The union representing the city’s firefighters — the Uniformed Firefighters Association of Greater New York — was battling lame-duck Mayor Bill de Blasio for that extra staffer on each truck when a monster storm walloped the city Sept. 1.
Remnants of Hurricane Ida merged with a super-saturated front, creating a freak cyclone that pummeled Central Park with 3 inches of rain in just an hour — and over 7 inches in all.
Sewers backed up, turning streets into raging rapids. Basement apartments flooded. Gushing water submerged subways.
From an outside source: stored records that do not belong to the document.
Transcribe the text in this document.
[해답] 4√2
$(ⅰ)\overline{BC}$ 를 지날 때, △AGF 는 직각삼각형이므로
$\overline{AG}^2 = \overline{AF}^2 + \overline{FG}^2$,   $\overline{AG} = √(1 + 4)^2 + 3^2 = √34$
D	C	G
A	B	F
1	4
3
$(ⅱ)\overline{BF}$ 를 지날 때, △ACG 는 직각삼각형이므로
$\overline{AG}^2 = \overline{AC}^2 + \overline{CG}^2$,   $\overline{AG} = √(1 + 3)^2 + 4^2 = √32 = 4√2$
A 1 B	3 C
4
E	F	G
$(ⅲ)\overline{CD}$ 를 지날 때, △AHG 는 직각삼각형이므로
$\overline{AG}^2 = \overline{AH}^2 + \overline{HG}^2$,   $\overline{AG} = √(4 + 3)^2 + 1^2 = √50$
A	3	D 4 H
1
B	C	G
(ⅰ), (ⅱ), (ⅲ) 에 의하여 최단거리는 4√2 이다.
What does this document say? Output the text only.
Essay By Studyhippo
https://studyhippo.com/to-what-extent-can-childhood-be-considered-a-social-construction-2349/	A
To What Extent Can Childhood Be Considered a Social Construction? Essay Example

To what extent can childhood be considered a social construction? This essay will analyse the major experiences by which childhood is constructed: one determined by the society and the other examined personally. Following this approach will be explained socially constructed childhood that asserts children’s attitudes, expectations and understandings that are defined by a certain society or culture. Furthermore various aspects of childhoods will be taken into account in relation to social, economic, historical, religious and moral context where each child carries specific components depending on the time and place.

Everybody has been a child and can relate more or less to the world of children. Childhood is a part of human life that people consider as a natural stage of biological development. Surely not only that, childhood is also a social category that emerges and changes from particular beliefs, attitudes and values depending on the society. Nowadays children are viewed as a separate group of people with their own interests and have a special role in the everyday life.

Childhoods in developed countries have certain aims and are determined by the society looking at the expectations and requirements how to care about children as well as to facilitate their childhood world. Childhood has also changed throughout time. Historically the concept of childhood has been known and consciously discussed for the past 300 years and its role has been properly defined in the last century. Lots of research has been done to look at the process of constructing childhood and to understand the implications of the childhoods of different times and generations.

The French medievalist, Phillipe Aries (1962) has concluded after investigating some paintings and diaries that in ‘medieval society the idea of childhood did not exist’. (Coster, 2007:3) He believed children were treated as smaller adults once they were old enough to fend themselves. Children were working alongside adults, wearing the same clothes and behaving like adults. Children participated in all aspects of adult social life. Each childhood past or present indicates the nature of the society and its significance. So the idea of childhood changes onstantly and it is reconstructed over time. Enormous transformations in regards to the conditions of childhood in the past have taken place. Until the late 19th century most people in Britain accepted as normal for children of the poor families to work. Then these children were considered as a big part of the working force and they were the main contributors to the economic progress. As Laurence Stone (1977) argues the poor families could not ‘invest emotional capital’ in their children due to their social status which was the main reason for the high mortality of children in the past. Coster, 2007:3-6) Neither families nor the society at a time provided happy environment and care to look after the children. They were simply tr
When the clouds dissipated, 13 New Yorkers were dead.
Could an extra firefighter on each engine have saved more lives?
“That’s impossible to say,” Uniformed Firefighters Association of Greater New York president Andrew Ansbro told Coffee or Die Magazine Tuesday. “A lot of people were found in houses where no calls were even made.
“So there’s no way to say that we would have been somewhere we were never called to.”
Queens NY, flooded w/over 1-2ft of rain !- #queens #newyork #flooding #floods #hurricanida #flashflooding #Brooklyn #Manhattan #nyc #ny pic.twitter.com/PleQaVS0vl
— . (@eddyisboring) September 2, 2021
De Blasio’s staffers didn’t respond to Coffee or Die‘s requests for comment.
But in the past, city officials blamed the lack of a fifth firefighter on chronic absenteeism, often caused by personnel on medical leave.
The union countered by saying many of those on “sickouts” suffered from 9/11-related illnesses and injuries that should’ve led to disability cases.
To Ansbro, Ida is a wake-up call reminding City Hall that it’s time to return the fifth firefighter to duty.
“As long as we hire the staffing, we can put them in service — and when you’re expecting a hurricane or some kind of tropical storm, you would expect to have a very high call volume,” Ansbro said.
The city will spend about $2.2 billion next year to support 10,945 uniform positions and 6,441 civilian positions.
To help prevent another Ida-sized calamity, Ansbro believes the city would need to hire about 300 more firefighters.
“It’s a money issue, and they chose not to,” Ansbro said of the city that he feels “rolls the dice” before every disaster and that came up short on Ida.
At the very least, the union wants City Hall to automatically hike the number of firefighters available for potentially catastrophic storms, even if that means paying overtime.
“It has been a constant call of the union that the staffing levels be changed automatically when the weather forecast predicts extreme weather, and unfortunately, it comes down to a human decision, and human error plays a part,” Ansbro said.
“People don’t schedule when they’re going to have a fire,” he added. “It happens. Disasters happen, and you have to have the staffing there when it happens.”